Effectuer une sommation de payer comporte des avantages. Si le débiteur s’exécute après une sommation de payer, elle permet d’éviter une procédure de recouvrement judiciaire des créances qui est longue et coûteuse. Aussi, le fait qu’elle soit remise par un commissaire de justice prouve son caractère officiel et peut inciter le débiteur à régler sa dette.

Enfin, une sommation de payer peut servir de preuve à l’appui d’une requête du créancier devant le juge. Elle sert dans ce cas à prouver que le créancier a tenté de recouvrer la créance de manière amiable, mais que le débiteur ne s’est pas exécuté.

Quelles sont les conditions pour faire une sommation de payer ?

Une sommation de payer peut être demandée pour plusieurs types de créances. Il peut s’agir d’une créance issue d’un contrat, pour un loyer et des charges impayés, un crédit à la consommation, voire une dette commerciale entre professionnels.

Toutefois, il faut que la créance remplisse certaines conditions. Elle doit être certaine, à savoir qu’il est possible de prouver son existence. De plus, la créance doit être liquide, autrement dit son montant est déterminé ou déterminable dans son montant. Enfin, la créance doit être exigible. Cela signifie que pour effectuer une sommation de payer, le délai de paiement de la facture est dépassé. Aussi, la créance ne doit pas être prescrite.

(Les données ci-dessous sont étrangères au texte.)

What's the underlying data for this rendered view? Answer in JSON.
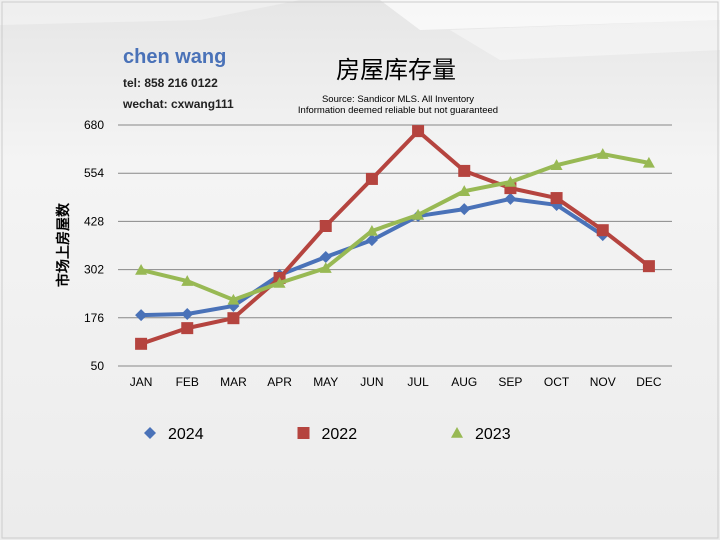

Des justificatifs doivent accompagner le document afin d’étayer la demande : contrat, lettre de relance, mise en demeure, facture impayée, etc.

Sommation de payer : quelles sont les étapes à suivre ?

Tout d’abord, il faut vérifier que les conditions légales énoncées plus haut sont remplies afin de pouvoir effectuer une sommation de payer. Par exemple, il faudra chiffrer le montant de la créance, car elle ne concerne que ce qui est immédiatement exigible. 

Ensuite, il faut constituer le dossier d’impayé qui sera transmis au débiteur. Tous les justificatifs de dette doivent accompagner la sommation de payer. 

Il faut en outre contacter le commissaire de justice compétent situé dans le ressort du domicile du débiteur défaillant. Le commissaire de justice vérifie alors la légitimité de la sommation de payer avant de la rédiger.

La rédaction de cette lettre de mise en demeure comporte quelques particularités : 

  • l’identité du créancier et du débiteur ; 
  • la somme réclamée et son origine ;
  • le délai imparti dans lequel le débiteur doit régler sa dette ;
  • les risques judiciaires qu’il encourt s’il ne fait pas droit à la sommation de payer ;
  • les mentions obligatoires figurant dans tous les actes de commissaire de justice.

Une fois rédigée, le commissaire de justice délivre la sommation de payer au créancier. Le commissaire de justice adresse en retour un justificatif de la signification au créancier, qu’il est important de conserver.

À noter : même si le débiteur ne lit pas la lettre, mais que le commissaire a remis la sommation de payer conformément à la loi, on considère que la sommation de payer a été signifiée.

Dans le cadre d’une sommation de payer, une contestation peut être formulée par le débiteur. Il peut en effet faire connaître son opposition par écrit. Par exemple, il peut indiquer que les conditions de la créance ne sont pas remplies.

Sommation de payer : quel prix ? 

Pour effectuer une sommation de payer par huissier, les tarifs vont varier selon plusieurs critères, lesquels sont : 

  • le montant de la dette à régler ; 
  • le nombre de débiteurs ; 
  • les honoraires du commissaire de justice (comprenant la rédaction de l’acte, la signification au débiteur, les frais de déplacement et de gestion).

Les tarifs pratiqués par les commissaires de justice sont encadrés par décret. Ils doivent d’abord être réglés par le créancier. Toutefois, ce dernier peut en demander le remboursement au débiteur dans le cadre d’une procédure judiciaire si la dette est reconnue.